El viernes en Vancouver la selección finlandesa de jockey hielo sufrió una estrepitosa derrota delante de los USA. Seguíamos a través de la vieja radio cómo cada ataque de los americanos se traducía en gol, la compañía sentenciaba que si Finlandia ganaba había que beber para celebrarlo y que si Finlandia perdía había que beber para consolarse. Al final de la primera parte yo ya me lo había bebido todo. Él hacía de cuando en cuando UUUUUUY y yo preguntaba QUÈ PASSA, QUE L’HA TRETA? porque no me enteraba de nada de lo que decía el de la radio, un señor con voz de Paco Nadal el de Canal 9. Chillé un ¡BOMBEJA AGUSTINET! que debió despertar a los osos. Honores para Vicè, que ha eliminado su mercado, pero gracias a Baydal, que lo recordó hace unos meses en su blog.
El pedal postderrota fue sólo el inicio. Cómo se pueden hacer de eternos diez kilómetros en raquetas cuando te hundes casi hasta la cintura, leer Las ratas a la luz del frontal, pasar horas buscando un pueblo con bar, encontrar el bar y estar hasta las cuatro de la mañana bailando canciones de Michael Jackson con la peor fauna local, cruzarse con una familia de alces, avanzar con los esquís de fondo por encima de un río congelado y tener el pensamiento infantil de que si lo seguía quizá llegaría al mar, tal y como pensaba cada vez que me acercaba al Serpis cuando era pequeña, ¿si voy siguiéndolo siguiéndolo llegaré al mar de Gandia?, rastros de animales encima de la nieve, poder ir en manga corta, una litera que rechina, el sonido de los cuerpos, resacas y fuego en medio de la nada, soñar que la vida la hacen perfecta un perro, una casa y un hombre, decirse adiós y no hasta luego.
Antes de irnos, dejé escrito en la libreta de la cabaña un poema de Juan Gil-Albert:
"Presiento una larga noche de silencio,
una pausa misteriosa sin palabras,
como si unos brazos doblados como plumas
recogiéranse de nuevo en su originaria mudez.

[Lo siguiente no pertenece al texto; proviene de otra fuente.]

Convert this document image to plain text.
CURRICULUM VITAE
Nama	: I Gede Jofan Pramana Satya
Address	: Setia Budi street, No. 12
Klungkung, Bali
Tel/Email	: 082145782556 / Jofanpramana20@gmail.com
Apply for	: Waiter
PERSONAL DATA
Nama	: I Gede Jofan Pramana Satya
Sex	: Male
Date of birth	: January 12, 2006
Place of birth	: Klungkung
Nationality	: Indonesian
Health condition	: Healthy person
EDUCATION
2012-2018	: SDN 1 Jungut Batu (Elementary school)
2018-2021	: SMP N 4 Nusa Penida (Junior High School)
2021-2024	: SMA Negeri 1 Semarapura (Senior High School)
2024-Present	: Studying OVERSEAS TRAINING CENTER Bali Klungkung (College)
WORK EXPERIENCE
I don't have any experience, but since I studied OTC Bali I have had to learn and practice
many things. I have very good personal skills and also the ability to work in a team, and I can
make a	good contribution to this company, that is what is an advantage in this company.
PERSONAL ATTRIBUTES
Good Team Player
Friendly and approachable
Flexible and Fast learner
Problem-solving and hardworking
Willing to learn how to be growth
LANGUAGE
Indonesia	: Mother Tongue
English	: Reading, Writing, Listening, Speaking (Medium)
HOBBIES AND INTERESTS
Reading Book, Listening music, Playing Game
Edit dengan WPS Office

Lo que se habla al mandato de la poesía
no da luz al que dice sin quererlo
esas aterradoras resonancias antiguas
enviadas como rayos sobre la paciente humanidad.
Caída su lumbre en el corazón de quien la escucha,
¿qué queda en aquel que vio fluir de su mano
la chispa de los grandes designios?
Una nube de cenizas ciega sus ojos,
como los nubarrones se oscurecen
tras el alumbramiento fugitivo
de la tempestuosa tormenta. Luego callan,
más seductores en su enigmático mutismo.
Tan sólo la embriaguez de unos momentos
tienta al canto motivo de su ser. Y cuando cesa
un poeta de hablar esos oscuros signos que despiertan
el terror o las ávidas pasiones en los mortales indefensos,
todo él enmudece como una piedra prestigiosa
y ciémese sobre la vida una bonanza, un cierto fresco
que engaña a quienes se recrean bajo su sombra,
porque en su seno hierven peligrosas las canciones venideras."